How many sweets would you have to eat at Halloween for them to kill you?
Find out how many sweets you'd have to eat to come to a sticky end.
Obesity, diabetes, tooth decay – now there's another risk of eating too much sugar to add to the list: death by overdose.
It's good to know your limits on the night of Halloween, and the American Chemical Society have helpfully worked out exactly how many trick-or-treat sweets you'd need to eat before suffering death by sugar.
Each of us has a different maximum sweet capacity. One of the main factors is body weight. You can calculate your own personal limit using the box below.
If you do decide to go overboard and pass your limit – or if you already have – then don't panic yet, for a few of reasons.
First, this calculation is based on the amount of sugar per kilogram of bodyweight that it takes to kill rats, not humans. That kind of trial, surprisingly, hasn't been carried out on people so far.
Second, the calculation only finds the dose that kills half of the rats in a test population.

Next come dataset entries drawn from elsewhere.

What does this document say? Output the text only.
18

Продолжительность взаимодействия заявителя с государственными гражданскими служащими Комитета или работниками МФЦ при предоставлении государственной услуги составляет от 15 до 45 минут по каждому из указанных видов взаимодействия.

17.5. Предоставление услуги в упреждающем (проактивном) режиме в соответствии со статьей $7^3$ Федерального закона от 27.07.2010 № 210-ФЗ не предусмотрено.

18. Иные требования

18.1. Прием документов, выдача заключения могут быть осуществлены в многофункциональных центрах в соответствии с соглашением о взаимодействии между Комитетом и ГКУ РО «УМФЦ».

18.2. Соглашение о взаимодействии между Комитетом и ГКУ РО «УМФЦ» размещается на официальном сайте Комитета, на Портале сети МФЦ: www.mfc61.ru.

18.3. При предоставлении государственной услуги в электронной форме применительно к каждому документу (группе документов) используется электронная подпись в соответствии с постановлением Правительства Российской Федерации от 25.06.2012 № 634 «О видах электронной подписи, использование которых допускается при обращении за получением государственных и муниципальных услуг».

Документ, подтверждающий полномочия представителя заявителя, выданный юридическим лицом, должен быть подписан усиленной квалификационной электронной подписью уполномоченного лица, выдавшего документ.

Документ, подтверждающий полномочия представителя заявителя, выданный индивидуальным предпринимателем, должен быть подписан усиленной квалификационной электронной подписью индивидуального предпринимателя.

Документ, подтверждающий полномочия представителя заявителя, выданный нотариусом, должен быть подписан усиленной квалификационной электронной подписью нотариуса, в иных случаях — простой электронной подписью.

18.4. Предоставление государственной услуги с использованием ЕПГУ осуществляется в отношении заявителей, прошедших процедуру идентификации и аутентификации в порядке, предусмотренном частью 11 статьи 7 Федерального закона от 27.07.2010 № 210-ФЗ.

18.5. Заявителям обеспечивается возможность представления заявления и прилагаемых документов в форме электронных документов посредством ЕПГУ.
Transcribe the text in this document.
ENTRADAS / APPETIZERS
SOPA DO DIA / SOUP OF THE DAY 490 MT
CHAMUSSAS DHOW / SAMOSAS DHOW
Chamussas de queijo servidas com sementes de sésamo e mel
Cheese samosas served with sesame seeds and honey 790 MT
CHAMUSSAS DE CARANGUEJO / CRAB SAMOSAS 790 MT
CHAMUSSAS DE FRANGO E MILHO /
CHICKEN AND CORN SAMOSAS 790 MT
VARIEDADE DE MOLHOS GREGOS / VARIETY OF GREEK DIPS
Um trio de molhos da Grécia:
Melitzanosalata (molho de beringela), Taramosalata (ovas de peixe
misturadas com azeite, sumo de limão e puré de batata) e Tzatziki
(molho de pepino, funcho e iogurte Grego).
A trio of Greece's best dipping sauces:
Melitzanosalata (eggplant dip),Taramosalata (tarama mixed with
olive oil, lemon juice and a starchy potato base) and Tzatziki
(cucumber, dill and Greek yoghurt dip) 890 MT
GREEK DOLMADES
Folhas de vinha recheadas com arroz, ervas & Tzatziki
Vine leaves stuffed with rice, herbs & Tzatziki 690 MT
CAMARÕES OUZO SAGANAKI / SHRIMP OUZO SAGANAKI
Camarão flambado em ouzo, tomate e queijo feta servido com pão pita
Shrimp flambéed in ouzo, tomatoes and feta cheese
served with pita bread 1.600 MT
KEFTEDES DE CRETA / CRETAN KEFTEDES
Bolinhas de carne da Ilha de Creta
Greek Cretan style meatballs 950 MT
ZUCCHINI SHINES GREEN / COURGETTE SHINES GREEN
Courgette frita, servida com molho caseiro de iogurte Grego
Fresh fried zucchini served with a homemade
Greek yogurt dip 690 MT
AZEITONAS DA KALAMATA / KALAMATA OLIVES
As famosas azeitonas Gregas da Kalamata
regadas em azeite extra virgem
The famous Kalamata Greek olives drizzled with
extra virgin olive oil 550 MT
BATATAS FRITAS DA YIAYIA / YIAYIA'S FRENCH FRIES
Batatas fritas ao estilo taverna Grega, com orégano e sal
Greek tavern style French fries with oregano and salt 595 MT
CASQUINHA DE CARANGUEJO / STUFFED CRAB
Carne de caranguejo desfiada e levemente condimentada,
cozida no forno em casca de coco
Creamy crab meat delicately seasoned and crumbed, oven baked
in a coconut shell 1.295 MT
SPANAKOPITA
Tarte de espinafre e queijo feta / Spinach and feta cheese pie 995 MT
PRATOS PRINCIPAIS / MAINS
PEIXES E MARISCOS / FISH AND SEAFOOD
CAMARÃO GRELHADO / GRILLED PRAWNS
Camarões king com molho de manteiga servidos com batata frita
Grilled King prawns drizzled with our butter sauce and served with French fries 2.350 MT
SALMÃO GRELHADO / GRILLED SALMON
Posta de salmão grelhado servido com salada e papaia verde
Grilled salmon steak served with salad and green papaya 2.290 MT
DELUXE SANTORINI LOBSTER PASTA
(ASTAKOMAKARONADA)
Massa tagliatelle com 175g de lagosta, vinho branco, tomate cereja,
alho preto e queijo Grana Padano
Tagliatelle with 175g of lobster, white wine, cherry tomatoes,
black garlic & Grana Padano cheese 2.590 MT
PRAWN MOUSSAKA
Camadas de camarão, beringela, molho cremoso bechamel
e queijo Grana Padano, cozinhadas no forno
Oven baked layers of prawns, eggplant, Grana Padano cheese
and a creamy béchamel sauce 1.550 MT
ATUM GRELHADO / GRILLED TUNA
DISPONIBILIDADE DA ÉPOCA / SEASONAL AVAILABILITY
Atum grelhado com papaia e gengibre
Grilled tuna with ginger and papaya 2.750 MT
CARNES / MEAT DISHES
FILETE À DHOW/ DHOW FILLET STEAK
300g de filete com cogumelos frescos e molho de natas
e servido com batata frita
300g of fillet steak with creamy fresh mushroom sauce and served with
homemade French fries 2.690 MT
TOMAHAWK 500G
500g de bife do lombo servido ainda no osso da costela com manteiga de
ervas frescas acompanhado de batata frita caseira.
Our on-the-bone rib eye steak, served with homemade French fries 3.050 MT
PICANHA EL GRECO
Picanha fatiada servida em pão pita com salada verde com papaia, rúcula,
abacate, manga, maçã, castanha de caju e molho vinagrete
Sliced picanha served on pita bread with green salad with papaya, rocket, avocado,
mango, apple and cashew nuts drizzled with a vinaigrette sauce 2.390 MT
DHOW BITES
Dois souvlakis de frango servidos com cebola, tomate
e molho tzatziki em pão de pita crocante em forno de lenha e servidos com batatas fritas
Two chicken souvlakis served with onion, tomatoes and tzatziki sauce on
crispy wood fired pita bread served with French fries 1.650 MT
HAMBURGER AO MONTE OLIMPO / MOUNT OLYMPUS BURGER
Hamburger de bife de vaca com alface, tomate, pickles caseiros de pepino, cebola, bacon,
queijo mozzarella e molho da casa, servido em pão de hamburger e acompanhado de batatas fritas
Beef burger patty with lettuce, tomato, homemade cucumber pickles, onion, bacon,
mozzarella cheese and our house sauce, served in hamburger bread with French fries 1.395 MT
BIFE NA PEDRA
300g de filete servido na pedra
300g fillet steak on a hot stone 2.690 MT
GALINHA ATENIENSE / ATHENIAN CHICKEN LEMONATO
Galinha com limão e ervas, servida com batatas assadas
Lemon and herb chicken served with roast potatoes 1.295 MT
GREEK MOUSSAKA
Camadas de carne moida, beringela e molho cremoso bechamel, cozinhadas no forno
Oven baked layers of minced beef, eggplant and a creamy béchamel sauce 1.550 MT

So lucky rats can still eat that much sugar and live to see another day.
What's your limit?
Step 1: multiply your weight in kg by 29.7
Step 2: divide this number by 9.3
This is the number of average-sized sweets you'd have to eat all in one go to stand a 50:50 chance of dying.
Third, you have to eat the candy all at once for the calculation to be accurate.
It is pretty difficult to eat hundreds of sweets instantaneously, however big your mouth.
So how do your figures stack up? According to the American Chemical Society, the average number of sweets an American would have to eat to have a fifty-fifty chance of dying is 262.
That's 22,000 calories – more than ten days' recommended energy intake for a woman.